By Raymond Simon
weekly press
ABOVE PHOTO: Image of Octavius Catto (circa 1870) provided by Temple University Press.
Daniel Biddle was trying to explain why he and co-author, Murray Dubin, had just written a 632-page book about Octavius Valentine Catto, an obscure
African-American figure from 19th century Philadelphia.
Speaking firmly and with passion, Biddle said: “Catto broke baseball’s color line 80 years before Jackie Robinson; he integrated streetcars 90 years
before Rosa Parks; and he was fighting for voter rights 100 years before Selma and Birmingham. Yet most Americans have never heard of him.”
Biddle and Dubin hope to rectify that ignorance with their new book, “Tasting Freedom: Octavius Catto and the Battle for Equality in Civil War
America.”
Temple University Press officially published the book on Wednesday, September 22. To mark the event, the authors spoke that evening at the Free Library
of Philadelphia’s Parkway Central branch, located at 1901 Vine Street. Roughly 225 people turned out to hear them discuss the book.
The two may already be familiar to readers from their bylines in The Philadelphia Inquirer. Biddle is currently the newspaper’s Pennsylvania editor,
and he won a Pulitzer Prize in 1987 for his investigative reporting on the Philadelphia court system. Likewise, Dubin spent 34 years in the newsroom,
working as both a reporter and an editor. He is also the author of “South Philadelphia: Mummers, Memories and the Melrose Diner.”
Throughout the course of the evening the two men took turns speaking. Dubin began by describing what life was like for African-Americans in early 19th
century Philadelphia. Although free and living in the North, Philadelphia’s African-Americans were constantly subject to petty harassment and even
outright violence.
As Dubin clarified during the question-and-answer period, “Philadelphia was not a center of giving blacks full rights. But I don’t know of any city in
the North that was doing anything we should be proud of.”
Dubin made it clear that Catto, who is ostensibly the focus of the book, is also a means for the authors to tell a larger and more important story,
what they referred to as the “first Civil Rights Movement.”
What Biddle and Dubin mean by that phrase is the struggle of all the forgotten men and women, black and white, who worked to bring a full measure of
liberty, equality, and civil rights, to African-Americans before, during, and immediately after the Civil War.

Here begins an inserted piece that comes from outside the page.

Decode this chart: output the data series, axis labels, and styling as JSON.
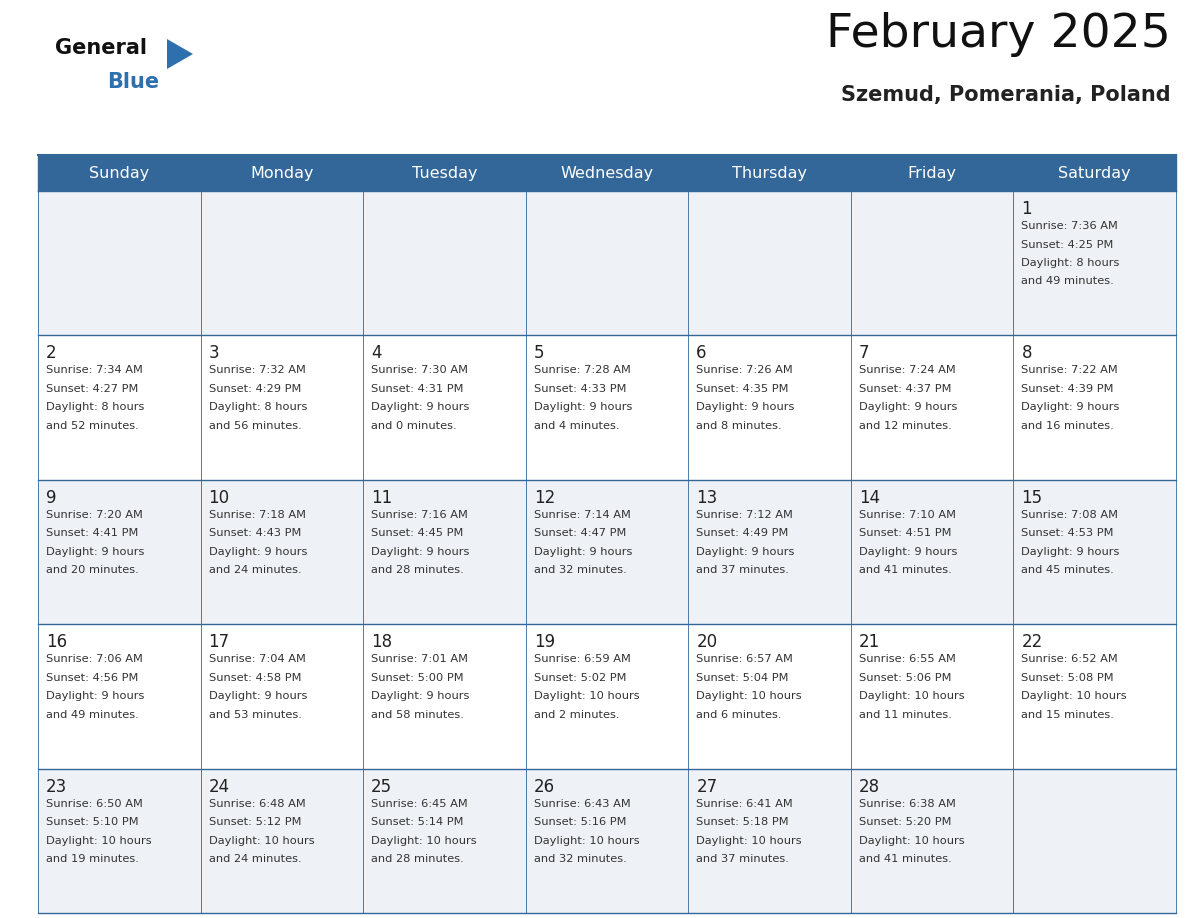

To most educated Americans, Civil Rights conjures images from the 1950s and 1960s. And many people have at least heard of Frederick Douglass. But when
Biddle asked for a show of hands from those who recognized the names of people who fought for Civil Rights long before Martin Luther King Jr., people
like Martin Delany and Henry Highland Garnet, only five people at most responded.
Biddle and Dubin acknowledged that they too were woefully unaware of this history, but they also knew that they were on to something.
“We’re reporters and reporters live and breathe for a good story,” Biddle said. “You know you’ve got a great story if no one knows it. But it’s best if
it’s a story that makes a difference.”
According to the authors’ website, tastingfreedombook.com, Dubin first learned about Catto in 1993. He was researching his book on South Philadelphia,
when a helpful archivist at the Library Company of Philadelphia, Phil Lapsansky, suggested that he peruse a scholarly article on Catto. A few years
later, Biddle was driving in his car listening to the radio when he happened to hear Roger Lane, now an emeritus professor of history at Haverford
College, speaking about this largely forgotten figure.
Sometime in 2000, the two men realized that they both knew of and were fascinated by Catto’s life, so they set about investigating him further. Biddle
recounted how he began plugging Catto’s name into Google, hoping that records or an amateur genealogist would turn up more information.
Fortunately, Leonard Garnet Smith, a descendant of Catto’s, was also searching online for information about the man whose memory had been kept alive
within the family. The three met and, with Smith’s blessing and support, the intrepid reporters plunged further into their research.
What they unearthed is a Philadelphia that will be unfamiliar to most readers: the city was home to the Institute for Colored Youth, where Catto
taught. It also fielded an all-black baseball team, the Philadelphia Pythians, for whom he played second base. It was also a city whose Quaker roots
made some responsive to abolition but whose industrialists profited from business with southern landowners.
Perhaps Catto’s ancestor, Leonard Smith, put it best. The 66-year-old retiree who traveled from his home in Virginia for the event said, “I want to
thank you on behalf of my family. This story is not just about one man, Octavius Catto. It’s also about democracy and freedom and America.”
The authors’ next appearance is Wednesday, October 6 at the Historical Society of Pennsylvania.